A status report from President Biden’s reunification task force is expected on June 2 and may include plans for reunifying more families. The task force is also in settlement negotiations with the American Civil Liberties Union over its class-action lawsuit seeking relief for separated migrant families.

Lawyers with the A.C.L.U. and Al Otro Lado, a California-based group that provides legal support to migrants, say they had submitted David’s name to the task force to be included in a trial run of some 35 reunifications to happen in the coming weeks.

“We don’t anticipate any issues with the government granting return, but cannot say definitively at the moment,” said Carol Anne Donohoe, David’s lawyer with Al Otro Lado.

But before the government can reunify all families, it must first locate the hundreds who are still missing.

Since 2018, lawyers and migrant advocate groups working in the United States and other countries have searched for parents and children whom the Trump administration did not track after separation.

And many families whose whereabouts were known have since moved or changed phone numbers, compounding the challenge of possible reunification.

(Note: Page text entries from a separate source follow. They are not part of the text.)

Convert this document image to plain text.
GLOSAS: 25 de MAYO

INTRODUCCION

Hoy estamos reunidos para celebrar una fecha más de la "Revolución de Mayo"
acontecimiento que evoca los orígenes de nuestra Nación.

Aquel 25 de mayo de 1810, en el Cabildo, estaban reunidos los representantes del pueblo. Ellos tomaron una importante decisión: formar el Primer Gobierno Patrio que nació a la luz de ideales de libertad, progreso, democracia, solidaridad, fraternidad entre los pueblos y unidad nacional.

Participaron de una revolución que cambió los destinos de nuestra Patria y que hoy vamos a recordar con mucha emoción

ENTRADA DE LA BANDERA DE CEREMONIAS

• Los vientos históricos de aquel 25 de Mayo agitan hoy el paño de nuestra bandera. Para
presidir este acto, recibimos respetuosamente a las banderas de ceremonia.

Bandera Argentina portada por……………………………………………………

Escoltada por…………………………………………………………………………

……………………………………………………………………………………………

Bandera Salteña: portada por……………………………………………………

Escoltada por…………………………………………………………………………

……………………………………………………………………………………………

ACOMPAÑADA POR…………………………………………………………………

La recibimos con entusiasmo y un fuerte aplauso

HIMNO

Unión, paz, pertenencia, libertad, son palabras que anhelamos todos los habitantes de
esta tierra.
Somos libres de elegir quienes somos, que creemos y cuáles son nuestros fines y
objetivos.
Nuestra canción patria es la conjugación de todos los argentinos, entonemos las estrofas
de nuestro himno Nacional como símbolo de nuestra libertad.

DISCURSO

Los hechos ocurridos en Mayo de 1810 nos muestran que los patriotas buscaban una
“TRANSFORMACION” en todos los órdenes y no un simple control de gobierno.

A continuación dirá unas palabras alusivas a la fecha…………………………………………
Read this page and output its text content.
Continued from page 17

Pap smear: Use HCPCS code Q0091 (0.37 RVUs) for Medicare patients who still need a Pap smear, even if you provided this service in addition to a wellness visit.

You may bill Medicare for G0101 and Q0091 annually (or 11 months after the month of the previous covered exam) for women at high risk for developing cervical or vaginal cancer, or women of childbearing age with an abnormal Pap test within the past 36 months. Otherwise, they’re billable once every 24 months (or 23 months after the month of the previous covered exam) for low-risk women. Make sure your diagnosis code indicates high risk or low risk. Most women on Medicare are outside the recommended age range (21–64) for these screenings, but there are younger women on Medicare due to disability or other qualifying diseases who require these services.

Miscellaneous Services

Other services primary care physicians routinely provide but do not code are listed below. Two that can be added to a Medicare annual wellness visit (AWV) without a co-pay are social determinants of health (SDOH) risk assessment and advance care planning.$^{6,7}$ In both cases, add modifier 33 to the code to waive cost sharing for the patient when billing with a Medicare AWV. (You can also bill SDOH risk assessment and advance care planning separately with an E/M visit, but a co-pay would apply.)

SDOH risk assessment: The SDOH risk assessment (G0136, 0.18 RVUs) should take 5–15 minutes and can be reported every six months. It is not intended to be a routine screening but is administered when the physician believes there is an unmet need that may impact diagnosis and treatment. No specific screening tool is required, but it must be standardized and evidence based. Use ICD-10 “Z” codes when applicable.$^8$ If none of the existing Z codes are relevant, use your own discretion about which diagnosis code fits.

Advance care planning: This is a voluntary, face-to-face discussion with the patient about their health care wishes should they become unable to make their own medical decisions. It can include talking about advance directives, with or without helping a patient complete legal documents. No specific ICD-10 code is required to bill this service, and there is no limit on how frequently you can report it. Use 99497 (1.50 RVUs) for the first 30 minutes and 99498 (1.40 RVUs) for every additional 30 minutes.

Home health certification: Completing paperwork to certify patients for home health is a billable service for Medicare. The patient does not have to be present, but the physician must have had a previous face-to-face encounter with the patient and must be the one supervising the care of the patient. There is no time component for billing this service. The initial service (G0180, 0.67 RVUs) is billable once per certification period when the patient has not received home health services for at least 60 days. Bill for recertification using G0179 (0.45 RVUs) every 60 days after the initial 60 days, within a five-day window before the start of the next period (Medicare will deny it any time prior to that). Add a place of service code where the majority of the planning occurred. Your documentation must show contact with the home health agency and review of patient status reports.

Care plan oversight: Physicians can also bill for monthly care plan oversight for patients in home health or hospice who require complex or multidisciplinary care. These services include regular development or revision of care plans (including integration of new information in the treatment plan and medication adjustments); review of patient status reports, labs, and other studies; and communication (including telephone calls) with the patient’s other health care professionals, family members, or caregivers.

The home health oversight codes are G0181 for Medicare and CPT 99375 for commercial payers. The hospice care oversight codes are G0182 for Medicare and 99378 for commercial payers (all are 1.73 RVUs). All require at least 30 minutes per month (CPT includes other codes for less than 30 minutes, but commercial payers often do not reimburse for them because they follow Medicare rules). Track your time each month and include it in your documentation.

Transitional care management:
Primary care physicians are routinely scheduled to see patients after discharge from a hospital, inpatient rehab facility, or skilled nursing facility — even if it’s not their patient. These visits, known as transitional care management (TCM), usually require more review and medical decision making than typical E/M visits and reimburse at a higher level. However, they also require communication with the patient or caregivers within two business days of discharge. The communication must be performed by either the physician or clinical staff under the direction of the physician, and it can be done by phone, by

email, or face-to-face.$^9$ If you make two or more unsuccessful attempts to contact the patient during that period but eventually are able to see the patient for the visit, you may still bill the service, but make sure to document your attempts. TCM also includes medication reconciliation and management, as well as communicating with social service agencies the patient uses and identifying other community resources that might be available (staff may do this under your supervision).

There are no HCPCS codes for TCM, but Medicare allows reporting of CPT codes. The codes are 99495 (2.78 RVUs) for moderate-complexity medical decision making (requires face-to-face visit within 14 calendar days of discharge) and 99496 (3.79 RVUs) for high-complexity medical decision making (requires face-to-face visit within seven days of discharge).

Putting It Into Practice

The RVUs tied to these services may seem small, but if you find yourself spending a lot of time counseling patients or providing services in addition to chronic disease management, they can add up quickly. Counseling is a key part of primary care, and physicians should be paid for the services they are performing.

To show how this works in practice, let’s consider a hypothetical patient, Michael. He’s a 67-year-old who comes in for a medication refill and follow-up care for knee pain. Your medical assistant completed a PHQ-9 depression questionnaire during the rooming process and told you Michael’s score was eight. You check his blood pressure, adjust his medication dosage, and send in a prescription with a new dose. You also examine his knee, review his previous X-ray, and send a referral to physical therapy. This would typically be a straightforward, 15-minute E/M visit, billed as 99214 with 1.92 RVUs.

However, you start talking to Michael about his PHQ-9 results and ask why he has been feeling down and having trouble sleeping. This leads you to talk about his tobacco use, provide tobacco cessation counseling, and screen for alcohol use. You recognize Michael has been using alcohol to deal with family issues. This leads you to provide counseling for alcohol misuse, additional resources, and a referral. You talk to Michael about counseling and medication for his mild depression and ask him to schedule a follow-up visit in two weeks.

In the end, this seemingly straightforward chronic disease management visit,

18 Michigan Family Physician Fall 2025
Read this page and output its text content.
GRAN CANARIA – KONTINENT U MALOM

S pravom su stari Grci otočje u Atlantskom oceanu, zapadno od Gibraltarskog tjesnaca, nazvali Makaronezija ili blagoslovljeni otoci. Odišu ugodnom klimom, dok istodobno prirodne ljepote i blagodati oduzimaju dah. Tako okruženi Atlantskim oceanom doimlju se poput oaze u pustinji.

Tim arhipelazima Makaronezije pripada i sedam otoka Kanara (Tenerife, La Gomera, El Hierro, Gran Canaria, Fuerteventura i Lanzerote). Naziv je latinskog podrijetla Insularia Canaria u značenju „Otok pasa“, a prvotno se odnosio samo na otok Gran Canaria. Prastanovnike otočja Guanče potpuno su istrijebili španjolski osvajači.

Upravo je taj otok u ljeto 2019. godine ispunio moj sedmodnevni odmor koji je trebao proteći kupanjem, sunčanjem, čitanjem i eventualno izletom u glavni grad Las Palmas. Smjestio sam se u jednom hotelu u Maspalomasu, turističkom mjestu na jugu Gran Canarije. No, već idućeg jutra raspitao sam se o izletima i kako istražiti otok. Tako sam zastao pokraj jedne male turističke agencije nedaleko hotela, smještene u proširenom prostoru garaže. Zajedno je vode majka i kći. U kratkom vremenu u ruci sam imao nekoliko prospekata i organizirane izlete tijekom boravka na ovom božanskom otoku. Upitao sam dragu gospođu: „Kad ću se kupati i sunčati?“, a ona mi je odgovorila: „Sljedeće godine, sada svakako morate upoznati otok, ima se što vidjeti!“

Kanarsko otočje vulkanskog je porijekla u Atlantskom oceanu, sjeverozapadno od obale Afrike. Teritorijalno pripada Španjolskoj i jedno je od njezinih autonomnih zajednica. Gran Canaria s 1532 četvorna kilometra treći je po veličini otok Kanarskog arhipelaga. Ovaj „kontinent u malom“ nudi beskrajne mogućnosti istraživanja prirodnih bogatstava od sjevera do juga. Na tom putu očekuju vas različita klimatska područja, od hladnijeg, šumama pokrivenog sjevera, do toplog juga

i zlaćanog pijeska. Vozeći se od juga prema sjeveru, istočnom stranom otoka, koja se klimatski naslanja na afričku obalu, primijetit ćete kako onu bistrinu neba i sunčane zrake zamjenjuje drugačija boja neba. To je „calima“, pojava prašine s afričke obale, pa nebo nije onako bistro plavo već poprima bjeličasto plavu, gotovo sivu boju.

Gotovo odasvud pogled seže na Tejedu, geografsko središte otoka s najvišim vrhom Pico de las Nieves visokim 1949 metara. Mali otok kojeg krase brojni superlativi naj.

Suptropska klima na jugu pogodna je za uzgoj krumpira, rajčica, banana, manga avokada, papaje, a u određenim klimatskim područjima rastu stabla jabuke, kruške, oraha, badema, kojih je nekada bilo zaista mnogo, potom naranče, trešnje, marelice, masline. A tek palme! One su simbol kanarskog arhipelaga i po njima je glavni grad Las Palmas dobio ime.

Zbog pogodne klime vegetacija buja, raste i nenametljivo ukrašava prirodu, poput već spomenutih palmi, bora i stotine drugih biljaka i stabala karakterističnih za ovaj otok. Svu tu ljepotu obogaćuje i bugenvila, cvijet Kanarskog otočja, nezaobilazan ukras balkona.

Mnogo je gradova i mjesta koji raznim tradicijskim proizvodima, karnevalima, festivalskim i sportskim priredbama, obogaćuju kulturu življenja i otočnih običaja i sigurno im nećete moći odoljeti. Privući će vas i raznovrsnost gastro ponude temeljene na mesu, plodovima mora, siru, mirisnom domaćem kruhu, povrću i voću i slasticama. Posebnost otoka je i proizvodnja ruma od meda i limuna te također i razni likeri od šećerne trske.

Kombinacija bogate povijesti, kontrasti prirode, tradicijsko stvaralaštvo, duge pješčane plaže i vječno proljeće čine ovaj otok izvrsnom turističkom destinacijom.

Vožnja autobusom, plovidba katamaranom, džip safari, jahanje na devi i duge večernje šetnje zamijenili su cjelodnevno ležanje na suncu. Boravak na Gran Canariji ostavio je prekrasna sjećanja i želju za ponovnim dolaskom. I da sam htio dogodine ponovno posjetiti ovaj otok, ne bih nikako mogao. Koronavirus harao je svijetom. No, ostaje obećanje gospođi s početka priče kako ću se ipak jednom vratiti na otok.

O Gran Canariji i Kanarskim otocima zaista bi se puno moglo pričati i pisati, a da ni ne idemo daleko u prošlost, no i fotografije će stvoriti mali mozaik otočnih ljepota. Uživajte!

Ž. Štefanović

Further complicating the task is that most migrants come from Central America, and three countries there — Guatemala, Honduras and El Salvador — have experienced lockdowns during the pandemic, as well as widespread internal displacement from two hurricanes, Eta and Iota.

“We must find every last family and will not stop until we do,” said Lee Gelernt, the lead attorney for immigrant rights at the A.C.L.U.

But the process has been “extremely difficult and slow,” he said, adding that “many of the parents can only be found through on-the-ground searches.”

During a visit to a small Guatemalan town, a Times reporter learned of three parents who said they were forcibly separated from their children by U.S. border officials in 2018 and then deported. Two had already made the perilous return trip to the U.S., spending $15,000 on a journey to reunite with their children in Florida.

“They returned for the kids, because they were left alone there,” said Eusevia Quiñónez, whose husband, Juan Bernardo, left with his older brother for Fort Lauderdale, Fla., on Jan. 8. “Thank God, they arrived OK.”

Another father, Melvin Jacinto, was contacted by KIND, a children’s defense group, more than a year ago, but he doubts they will be able to help him. He again wants to try to enter the United States to reunite with his son, Rosendo, in Minneapolis and to find work to support his family. He said talking on the phone with his son, who turned 18 last month and from whom he has been separated for three years, is emotionally difficult for him. He can’t help but cry.

“It’s like I’m traumatized or something,” Mr. Jacinto said. “I’m not good. I don’t sleep, not at all.”

Psychologists working with separated families say that family reunification is just one step in the healing process, and that the parents have as much need for mental health counseling as the children. Many parents blame themselves for the separation, and after reunification the children, too, often blame the parents.

David, who has suffered from stress-induced gastritis and other health complications since the separation, said he had also considered hiring a smuggler to get back to the U.S. to reunite with Adelso.

“I need to see my son,” he said. “And he needs me.”